I envy her. It’s not like I resent her awesomeness or happiness. I love her, yes, more than I love anybody else in the world, probably, including myself. But I hate her almost equally for being so perfect. It’s something siblings always have. At least we both do. Pure and unadulterated envy. Now that I look at her, she is the happiest I have ever seen her. I like this. And since she has it, I want it too. It’s simple, right? I send a mental prayer to heaven—
give me this. Please, give me this too.
‘What are you guys talking about?’ Viraat asks as he takes his seat.
‘You,’ I say.
‘Really? Did she tell you that I’m a good kisser? Or did she just tell you that I am too average-looking to be her guy?’ he asks me.
‘Doesn’t matter what she said. I think you’re hot,’ I laugh.
‘I think I like your sister better, Simran,’ he says and looks at her.
‘How mean!’ Simran punches him playfully.
Viraat whispers something in her ear and makes her giggle. I have never seen her do that before, and I am a little surprised. I start to blush a little and look away. I decide to concentrate on my drink, and as I turn to it, I notice that mine is a different colour from theirs. Were they serious about getting drunk? I don’t want to seem prudish, but I can’t help asking either. ‘Simran, is that … alcohol?’
‘What?’ she looks up at me, pushing Viraat away and turning towards me.
‘Are you guys drinking?’ I repeat.
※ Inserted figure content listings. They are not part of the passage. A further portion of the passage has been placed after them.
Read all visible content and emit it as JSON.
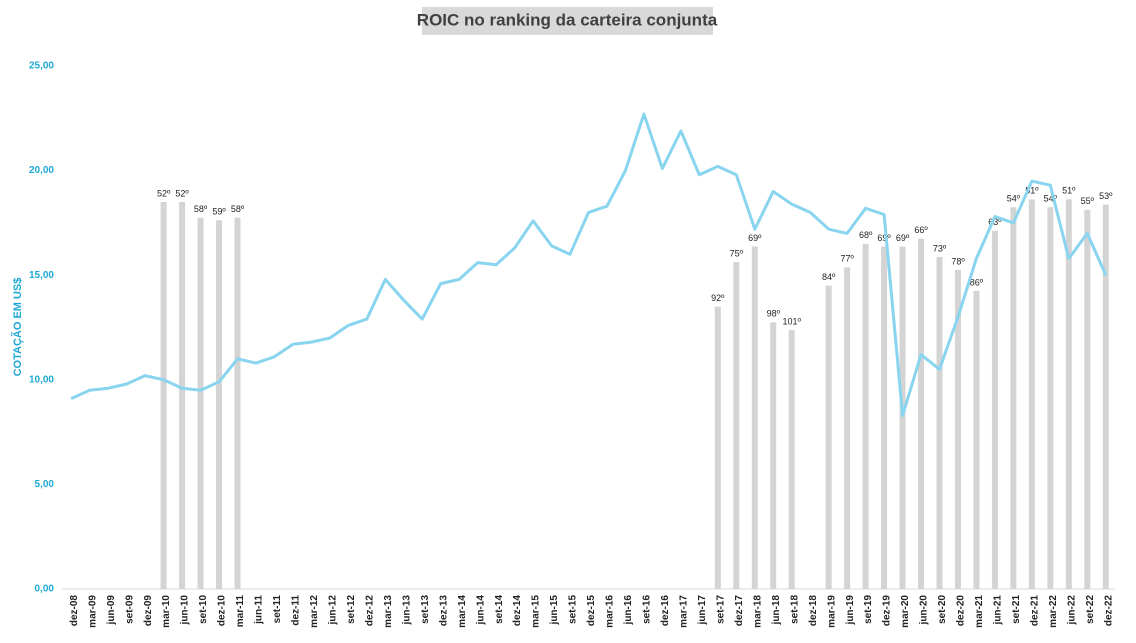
{
  "chart_data": {
    "type": "bar-line",
    "title": "ROIC no ranking da carteira conjunta",
    "y_axis_label": "COTAÇÃO EM US$",
    "categories": [
      "dez-08",
      "mar-09",
      "jun-09",
      "set-09",
      "dez-09",
      "mar-10",
      "jun-10",
      "set-10",
      "dez-10",
      "mar-11",
      "jun-11",
      "set-11",
      "dez-11",
      "mar-12",
      "jun-12",
      "set-12",
      "dez-12",
      "mar-13",
      "jun-13",
      "set-13",
      "dez-13",
      "mar-14",
      "jun-14",
      "set-14",
      "dez-14",
      "mar-15",
      "jun-15",
      "set-15",
      "dez-15",
      "mar-16",
      "jun-16",
      "set-16",
      "dez-16",
      "mar-17",
      "jun-17",
      "set-17",
      "dez-17",
      "mar-18",
      "jun-18",
      "set-18",
      "dez-18",
      "mar-19",
      "jun-19",
      "set-19",
      "dez-19",
      "mar-20",
      "jun-20",
      "set-20",
      "dez-20",
      "mar-21",
      "jun-21",
      "set-21",
      "dez-21",
      "mar-22",
      "jun-22",
      "set-22",
      "dez-22"
    ],
    "series": [
      {
        "name": "Ranking",
        "type": "bar",
        "axis": "y2",
        "color": "#d4d4d4",
        "values": [
          null,
          null,
          null,
          null,
          null,
          52,
          52,
          58,
          59,
          58,
          null,
          null,
          null,
          null,
          null,
          null,
          null,
          null,
          null,
          null,
          null,
          null,
          null,
          null,
          null,
          null,
          null,
          null,
          null,
          null,
          null,
          null,
          null,
          null,
          null,
          92,
          75,
          69,
          98,
          101,
          null,
          84,
          77,
          68,
          69,
          69,
          66,
          73,
          78,
          86,
          63,
          54,
          51,
          54,
          51,
          55,
          53
        ],
        "value_labels": [
          null,
          null,
          null,
          null,
          null,
          "52º",
          "52º",
          "58º",
          "59º",
          "58º",
          null,
          null,
          null,
          null,
          null,
          null,
          null,
          null,
          null,
          null,
          null,
          null,
          null,
          null,
          null,
          null,
          null,
          null,
          null,
          null,
          null,
          null,
          null,
          null,
          null,
          "92º",
          "75º",
          "69º",
          "98º",
          "101º",
          null,
          "84º",
          "77º",
          "68º",
          "69º",
          "69º",
          "66º",
          "73º",
          "78º",
          "86º",
          "63º",
          "54º",
          "51º",
          "54º",
          "51º",
          "55º",
          "53º"
        ]
      },
      {
        "name": "Cotação",
        "type": "line",
        "color": "#89d4ef",
        "values": [
          9.1,
          9.5,
          9.6,
          9.8,
          10.2,
          10.0,
          9.6,
          9.5,
          9.9,
          11.0,
          10.8,
          11.1,
          11.7,
          11.8,
          12.0,
          12.6,
          12.9,
          14.8,
          13.8,
          12.9,
          14.6,
          14.8,
          15.6,
          15.5,
          16.3,
          17.6,
          16.4,
          16.0,
          18.0,
          18.3,
          20.0,
          22.7,
          20.1,
          21.9,
          19.8,
          20.2,
          19.8,
          17.2,
          19.0,
          18.4,
          18.0,
          17.2,
          17.0,
          18.2,
          17.9,
          8.3,
          11.2,
          10.5,
          13.0,
          15.8,
          17.8,
          17.5,
          19.5,
          19.3,
          15.8,
          17.0,
          15.0
        ]
      }
    ],
    "ylim": [
      0,
      25
    ],
    "yticks": [
      {
        "value": 0,
        "label": "0,00"
      },
      {
        "value": 5,
        "label": "5,00"
      },
      {
        "value": 10,
        "label": "10,00"
      },
      {
        "value": 15,
        "label": "15,00"
      },
      {
        "value": 20,
        "label": "20,00"
      },
      {
        "value": 25,
        "label": "25,00"
      }
    ],
    "y2lim": [
      200,
      0
    ]
  }
}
I have always hated drinking and people who drink. It has never appealed to me or made sense to me.
‘Yes, it’s Long Island Iced Tea. You should try it some time, too. It’s really nice.’
‘Are you serious? When did you start drinking?’
‘What do you mean? What is wrong with drinking?’ Simran asks.
‘What is not? I can’t believe this …’
‘Relax, okay? I drink because I like to drink. And it’s perfectly okay. Grow up already.’
‘Growing up doesn’t mean I need to—’ I begin, but Viraat cuts me off.
‘Hey, hey, hey. Girls! Chill a little bit. Niharika, it’s okay to drink sometimes …’
‘What do you mean? Are you taking her side?’ I ask, looking pointedly at the drink in his hand.
He puts his glass down and puts his hands up in the air in surrender. ‘Fine. Not drinking any more. Alright?’
I turn to look at Simran’s glass.
‘You’re not scaring me, Niharika. I’m not going to put it down,’ Simran challenges.
‘What is wrong with you? Drinking is bad!’ I blurt out. ‘Tell her, Viraat. Tell her not to drink.’
‘Niharika, even if I do tell her that, you know that she’s not going to listen, right? You know your sister,’ Viraat says and Simran smirks.
‘But—’ I begin to protest.
‘Hold on. I was saying that I can’t make her stop it, but I can promise you one thing. That if she drinks too much, I will take care of her. You can trust me on that. So, quit worrying, okay?’
I nod meekly, completely convinced by what he says.
And from then on, the evening starts to change for the better. There’s awesome food, awesome music and awesome company. Well, awesome drinks too, but since I don’t drink, I hardly care. I also notice that despite the protests she made, Simran eventually did discard her drink. It makes me happy. Other people join us after a while, friends of Simran and Viraat. And again, Viraat ensures that no guy tries anything on me. But for once in my life, I don’t feel out of place. Even though everyone here is worlds apart from what I am, they make me feel like I’m one of them. Even the short, red dress feels okay.
As the night draws to a close, and I sit sprawled awkwardly on the couch because my feet hurt, I look in the direction of Viraat and Simran. They are in the middle of the dance floor, Simran’s arms around his neck and his arms on her waist and they are swaying together slowly and totally out of tune with the music. It’s like the world has just the two of them in it and the music that is playing in their heads is all that matters to them.
I see Simran close her eyes and rest her head on Viraat. I wonder what she is dreaming about.
I wonder if I will ever feel the same.